Au Japon en 1964, la première ligne


du Sinkansen entre en service. La
ligne à voie normale du Tokaido relie
Tokyo à Osaka. Elle est parcourue à
la vitesse maximale de 210 km/h par
des rames à motorisation répartie.
Ces trains connaissent un succès
commercial immédiat. La crise du
pétrole de 1973 relance l’intérêt des
décideurs pour le rail. La saturation
de la ligne classique Paris – Lyon ne
peut être résolue que par la construction d’un nouvel itinéraire direct à grande
vitesse. Le TGV Sud-Est entre en service en 1981 après avoir battu le record du
monde de vitesse sur rail avec 381 km/h.

Les thyristors font leur apparition


dans les circuits secondaires. Les
Suisse et les Allemands sont les
premiers à les intégrer dans les
chaînes de traction. Les moteurs
triphasés sont de type synchrone.
Cette chaîne de traction est utilisée
en France avec l’importante série de
Sybic (SYnchrone BICourant) et le
TGV Atlantique. La mise à disposition
de thyristors GTO permet l’emploi de
moteurs triphasé asynchrones. Les
Astride (ASynchrone, TRIcourant, Européen) sont des machines tricourant aptes à
circuler en France et en Italie.

Cela correspond aux tendances


actuelles. Les administrations
ferroviaires font construire des
machines spécialisées pour le fret,
moins sophistiquées donc moins
chères. Le trafic voyageurs est confié
à des trains à grande vitesse ou à
des rames de type TER.

La mise en service récente du TGV


Est marque une nouvelle étape.
Outre un fabuleux record du monde
de vitesse sur rail à 574 km/h, ces nouvelles rames intègrent plusieurs
caractéristiques novatrices. Un des bogies des remorques est équipé de nouveaux
moteurs synchrones triphasé à aimant permanent. Actuellement, seule la France sait
réaliser des TGV à deux niveaux circulant au quotidien à 320 km/h.

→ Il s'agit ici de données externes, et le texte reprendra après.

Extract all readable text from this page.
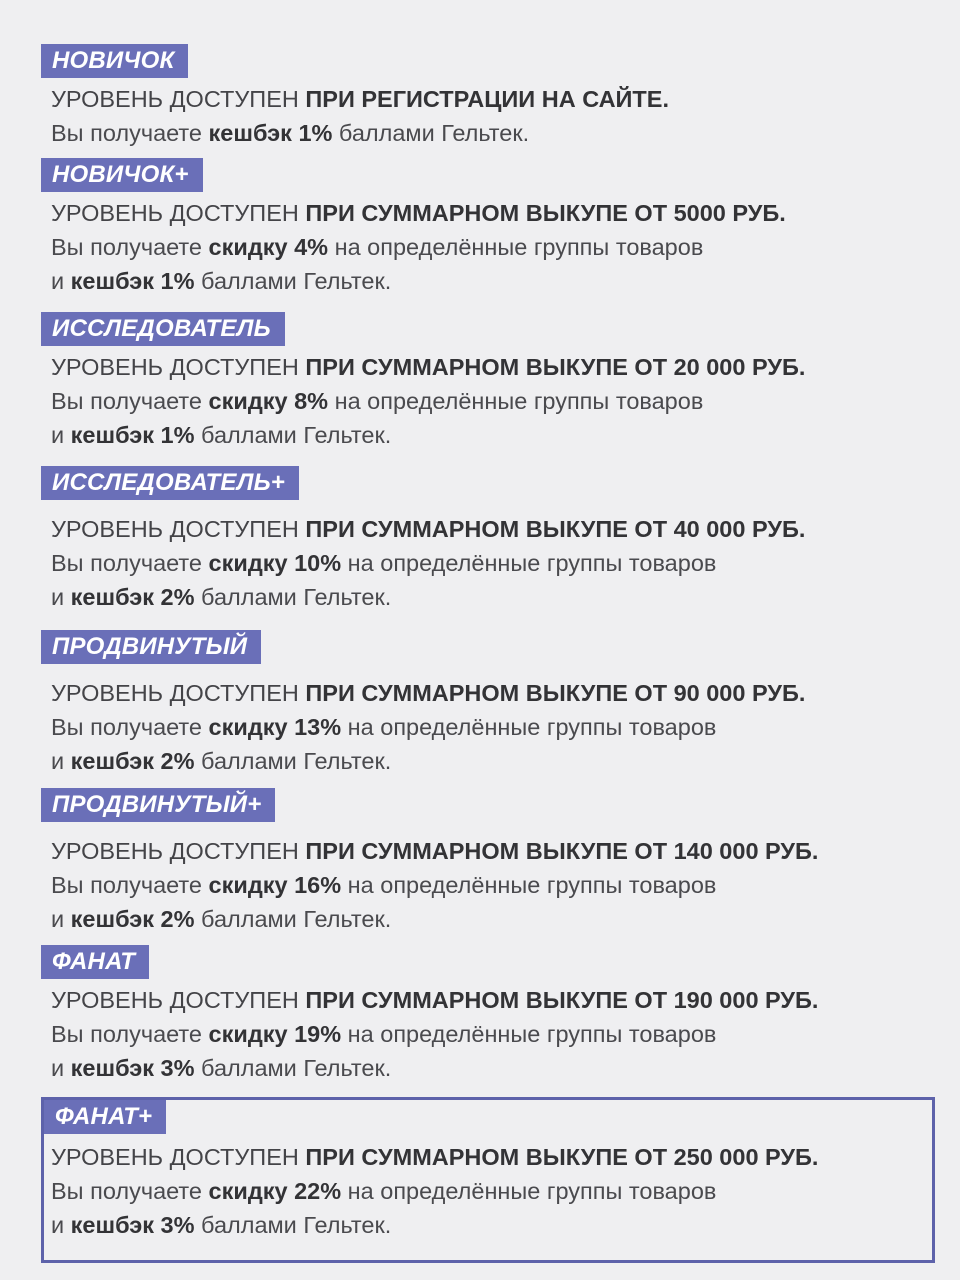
НОВИЧОК
УРОВЕНЬ ДОСТУПЕН ПРИ РЕГИСТРАЦИИ НА САЙТЕ.
Вы получаете кешбэк 1% баллами Гельтек.
НОВИЧОК+
УРОВЕНЬ ДОСТУПЕН ПРИ СУММАРНОМ ВЫКУПЕ ОТ 5000 РУБ.
Вы получаете скидку 4% на определённые группы товаров
и кешбэк 1% баллами Гельтек.
ИССЛЕДОВАТЕЛЬ
УРОВЕНЬ ДОСТУПЕН ПРИ СУММАРНОМ ВЫКУПЕ ОТ 20 000 РУБ.
Вы получаете скидку 8% на определённые группы товаров
и кешбэк 1% баллами Гельтек.
ИССЛЕДОВАТЕЛЬ+
УРОВЕНЬ ДОСТУПЕН ПРИ СУММАРНОМ ВЫКУПЕ ОТ 40 000 РУБ.
Вы получаете скидку 10% на определённые группы товаров
и кешбэк 2% баллами Гельтек.
ПРОДВИНУТЫЙ
УРОВЕНЬ ДОСТУПЕН ПРИ СУММАРНОМ ВЫКУПЕ ОТ 90 000 РУБ.
Вы получаете скидку 13% на определённые группы товаров
и кешбэк 2% баллами Гельтек.
ПРОДВИНУТЫЙ+
УРОВЕНЬ ДОСТУПЕН ПРИ СУММАРНОМ ВЫКУПЕ ОТ 140 000 РУБ.
Вы получаете скидку 16% на определённые группы товаров
и кешбэк 2% баллами Гельтек.
ФАНАТ
УРОВЕНЬ ДОСТУПЕН ПРИ СУММАРНОМ ВЫКУПЕ ОТ 190 000 РУБ.
Вы получаете скидку 19% на определённые группы товаров
и кешбэк 3% баллами Гельтек.
ФАНАТ+
УРОВЕНЬ ДОСТУПЕН ПРИ СУММАРНОМ ВЫКУПЕ ОТ 250 000 РУБ.
Вы получаете скидку 22% на определённые группы товаров
и кешбэк 3% баллами Гельтек.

Avec la raréfaction des carburants classiques, l’impossibilité pour l’aviation d’offrir


des relations plus rapides, le chemin de fer, économe en énergie, en espace et
pénétrant au cœur des villes, possède des atouts de premier ordre pour assurer les
transports à moyenne distance.

C’est sans doute le moyen de transport de l’avenir.